Isaiah 65 compares and contrasts the following: (verse 13) eating with hunger, drinking with thirst, rejoicing with shame; (verse 14) singing with crying and sorrow; (verse 17) new heavens and new earth with the former earth that will pass away; (verse 19) rejoicing and joy with weeping and crying; (verse 20) eternal life with earthly death; and (verse 21-22) enjoying the results of our building and planting with others enjoying the results of our building and planting. Each of these verses follow the order of comparing the future new heavens and earth with the present sinful world. All that this text is saying is that when we reach the new earth, no longer will babies only live a short time or old men die before they have fulfilled their days; instead, they will have eternal life. His established pattern in the text of comparison then goes on by stating that in this earth that will pass away and not be remembered, we die at one hundred years old, accursed.

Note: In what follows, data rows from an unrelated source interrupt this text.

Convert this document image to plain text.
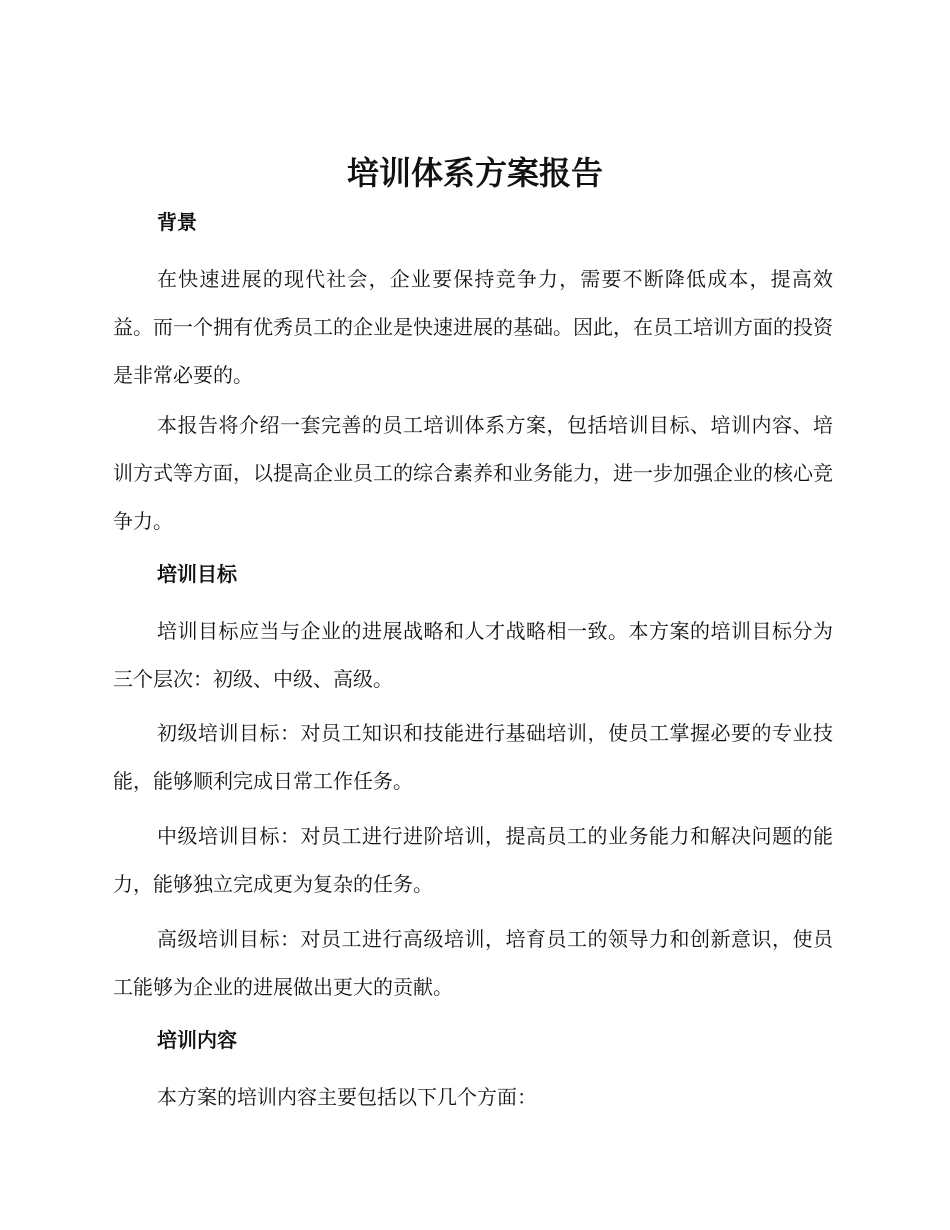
培训体系方案报告
背景

在快速进展的现代社会，企业要保持竞争力，需要不断降低成本，提高效益。而一个拥有优秀员工的企业是快速进展的基础。因此，在员工培训方面的投资是非常必要的。

本报告将介绍一套完善的员工培训体系方案，包括培训目标、培训内容、培训方式等方面，以提高企业员工的综合素养和业务能力，进一步加强企业的核心竞争力。

培训目标

培训目标应当与企业的进展战略和人才战略相一致。本方案的培训目标分为三个层次：初级、中级、高级。

初级培训目标：对员工知识和技能进行基础培训，使员工掌握必要的专业技能，能够顺利完成日常工作任务。

中级培训目标：对员工进行进阶培训，提高员工的业务能力和解决问题的能力，能够独立完成更为复杂的任务。

高级培训目标：对员工进行高级培训，培育员工的领导力和创新意识，使员工能够为企业的进展做出更大的贡献。

培训内容

本方案的培训内容主要包括以下几个方面：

In the context, there is no indication of a millennium, nor is there any evidence that Isaiah ever saw a millennium, yet people claim that Isaiah 65:20 is proof that people will live 100 years during a millennium on earth. In addition to being out of context and used as a stand-alone proof text, this interpretation is in direct contrast with at least three things:
- the red-letter words of Yeshua saying that where He is going, He will prepare for us and come back to take us there (John 13:36-14:3),
- the direction we go at the Second Coming (in the air, 2 Thessalonians 4:16-17), and
- the death of all the wicked at the Second Coming (Revelation 19:17-21) who are not raised until the end of millennium (Revelation 20:5).
What are the odds of finding truth by taking a single verse, isolating it from its context, applying a private interpretation to that verse, and ignoring all evidence to the contrary which was revealed elsewhere later?
Conclusion
We have an enemy whose entire goal is to deceive and destroy Yehovah’s people. Yeshua repeatedly warned of deception at the end of time. Only the wise virgins will understand, and only the elect can avoid deception. Those words are promises just as much as any other promises in Scripture. To be among the wise and elect, we must consider each one of the above concepts in order to form a complete understanding of prophecy.
All conclusions that fail to consider these concepts are bound to be partially, if not fully, in error.